Monday, March 9, 2015

Steven Johnson



I first became aware of Steven Johnson when The Beloved Spouse and I watched his six-part miniseries, How We Got to Now on PBS last fall. (How we became aware of the miniseries eludes me.) By Episode 3 I had already placed the companion book on my Wish List. TBS doubled down at Christmas, buying both that and one of Johnson’s earlier books, Where Good Ideas Come From: The Natural History of Innovation.

Johnson has two great gifts. His engaging personality conveys well on screen, and in his writing. He approaches weighty subjects with respect but no fear, making what might have been difficult concepts less intimidating though his easygoing prose. He makes no pretense of having figured out any of what he writes about on his own. In fact, that’s an underlying theme of both books: no one (hardly) ever figures out anything on his or her own. Everyone stands on the shoulders of those who came before in order to see farther than their predecessors. Others are working on similar things at the same time; knowledge spills over. He even has a term to explain why things work this way: the adjacent possible. (Which term he lifted form someone else and uses to good advantage.)

Johnson’s other, and most compelling gift—there are lots of personable people in the world who aren’t good for fuck all else—is an ability to tie things together, and to see where they came from. Charles Babbage was a genius of inestimable insight. His mechanical forerunner of the modern computer anticipated virtually every aspect of computing we have come to take for granted, yet he could never build one; it wasn’t practical without vacuum tubes. The electric light bulb has come to symbolize an inventor’s “Eureka!” moment, yet Edison did not have such a moment when working on his bulb. Edison did not, in fact, invent the first bulb. He didn’t even invent the first practical bulb, not on his own. What Edison invented was the process—not unlike an assembly line—that allowed his teams of engineers and scientists to create the first practical bulb. While it may seem prosaic to the average person, that’s the invention that has more lasting implications: creating a process than can be scaled and duplicated.

Where Good Ideas Come From ends with an attempt to quantify how the major scientific and technological advances of the past several hundred years came to be. Conventional Wisdom, at least in this country, holds these advances are the work of entrepreneurs working with profits foremost in their minds. Looking at the origins of key advances shows they are far more likely to come about through non-market-oriented collaborative networks, in part because market-driven innovation creates knowledge silos, and doesn’t continue down roads that do not appear to be profitable.
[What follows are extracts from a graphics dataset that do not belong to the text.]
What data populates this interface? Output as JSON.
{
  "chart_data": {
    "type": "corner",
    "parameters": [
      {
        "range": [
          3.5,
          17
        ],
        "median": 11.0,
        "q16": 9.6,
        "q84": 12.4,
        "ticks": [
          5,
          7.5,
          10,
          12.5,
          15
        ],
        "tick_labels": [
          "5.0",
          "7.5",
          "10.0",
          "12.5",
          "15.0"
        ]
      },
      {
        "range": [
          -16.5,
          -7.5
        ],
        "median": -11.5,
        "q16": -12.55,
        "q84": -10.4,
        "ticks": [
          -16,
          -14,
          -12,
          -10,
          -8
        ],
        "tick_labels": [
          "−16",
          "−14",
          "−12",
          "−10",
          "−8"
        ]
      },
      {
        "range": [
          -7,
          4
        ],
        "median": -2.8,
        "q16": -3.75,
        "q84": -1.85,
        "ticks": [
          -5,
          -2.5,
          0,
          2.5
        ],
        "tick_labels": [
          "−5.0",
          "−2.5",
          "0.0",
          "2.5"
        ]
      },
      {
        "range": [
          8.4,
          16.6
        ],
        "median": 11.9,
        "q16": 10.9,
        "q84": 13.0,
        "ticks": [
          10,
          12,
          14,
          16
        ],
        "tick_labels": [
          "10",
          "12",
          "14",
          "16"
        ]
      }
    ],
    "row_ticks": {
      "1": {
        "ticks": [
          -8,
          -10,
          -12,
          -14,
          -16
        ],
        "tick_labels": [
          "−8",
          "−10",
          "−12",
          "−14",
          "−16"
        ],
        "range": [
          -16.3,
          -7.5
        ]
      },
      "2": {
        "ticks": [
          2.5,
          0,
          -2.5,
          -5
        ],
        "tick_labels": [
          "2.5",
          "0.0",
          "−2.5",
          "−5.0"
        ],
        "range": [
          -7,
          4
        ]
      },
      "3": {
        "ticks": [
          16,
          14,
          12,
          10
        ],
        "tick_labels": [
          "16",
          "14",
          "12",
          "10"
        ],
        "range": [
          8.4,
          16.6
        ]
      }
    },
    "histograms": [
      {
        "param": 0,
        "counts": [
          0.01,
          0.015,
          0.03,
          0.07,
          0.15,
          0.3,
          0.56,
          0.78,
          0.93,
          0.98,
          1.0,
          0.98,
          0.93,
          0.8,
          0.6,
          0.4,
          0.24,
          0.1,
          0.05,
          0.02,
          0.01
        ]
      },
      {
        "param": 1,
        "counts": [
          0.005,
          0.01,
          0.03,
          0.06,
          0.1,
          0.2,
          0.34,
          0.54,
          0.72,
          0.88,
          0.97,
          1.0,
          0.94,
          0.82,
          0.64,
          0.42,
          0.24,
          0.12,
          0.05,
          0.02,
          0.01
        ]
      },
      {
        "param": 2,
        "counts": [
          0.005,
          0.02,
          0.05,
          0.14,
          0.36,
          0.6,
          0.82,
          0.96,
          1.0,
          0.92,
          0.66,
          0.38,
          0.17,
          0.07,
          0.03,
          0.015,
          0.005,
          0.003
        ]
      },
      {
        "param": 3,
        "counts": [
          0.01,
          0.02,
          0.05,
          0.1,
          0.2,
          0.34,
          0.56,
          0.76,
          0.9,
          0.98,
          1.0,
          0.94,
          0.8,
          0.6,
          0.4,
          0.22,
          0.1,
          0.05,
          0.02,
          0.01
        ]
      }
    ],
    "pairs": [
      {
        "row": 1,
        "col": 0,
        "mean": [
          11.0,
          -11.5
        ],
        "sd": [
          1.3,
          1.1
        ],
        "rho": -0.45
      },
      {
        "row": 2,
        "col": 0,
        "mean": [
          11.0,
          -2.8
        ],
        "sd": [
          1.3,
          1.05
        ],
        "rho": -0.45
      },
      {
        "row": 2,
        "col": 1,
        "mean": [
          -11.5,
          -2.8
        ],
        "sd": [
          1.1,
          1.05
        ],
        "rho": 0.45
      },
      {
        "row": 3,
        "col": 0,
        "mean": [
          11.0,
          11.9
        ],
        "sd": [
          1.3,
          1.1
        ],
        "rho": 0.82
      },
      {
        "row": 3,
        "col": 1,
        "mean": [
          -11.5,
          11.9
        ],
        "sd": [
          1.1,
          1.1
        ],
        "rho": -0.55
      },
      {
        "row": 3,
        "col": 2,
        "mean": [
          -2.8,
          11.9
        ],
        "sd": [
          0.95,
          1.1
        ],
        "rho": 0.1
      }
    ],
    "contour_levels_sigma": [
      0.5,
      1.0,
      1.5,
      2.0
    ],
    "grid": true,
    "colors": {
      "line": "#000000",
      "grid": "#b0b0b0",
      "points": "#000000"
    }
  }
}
The collaborative approach avoid both pitfalls.

I can get down a rabbit hole talking these books; they fascinate me. You’ll have a lot more fun, and learn exponentially more, by reading them yourself. Johnson now occupies a unique position in my reading rotation: the only non-fiction writer on it. I have every intention of reading everything he writes, which means I should never run out of fresh material. Johnson’s 13 years younger than I.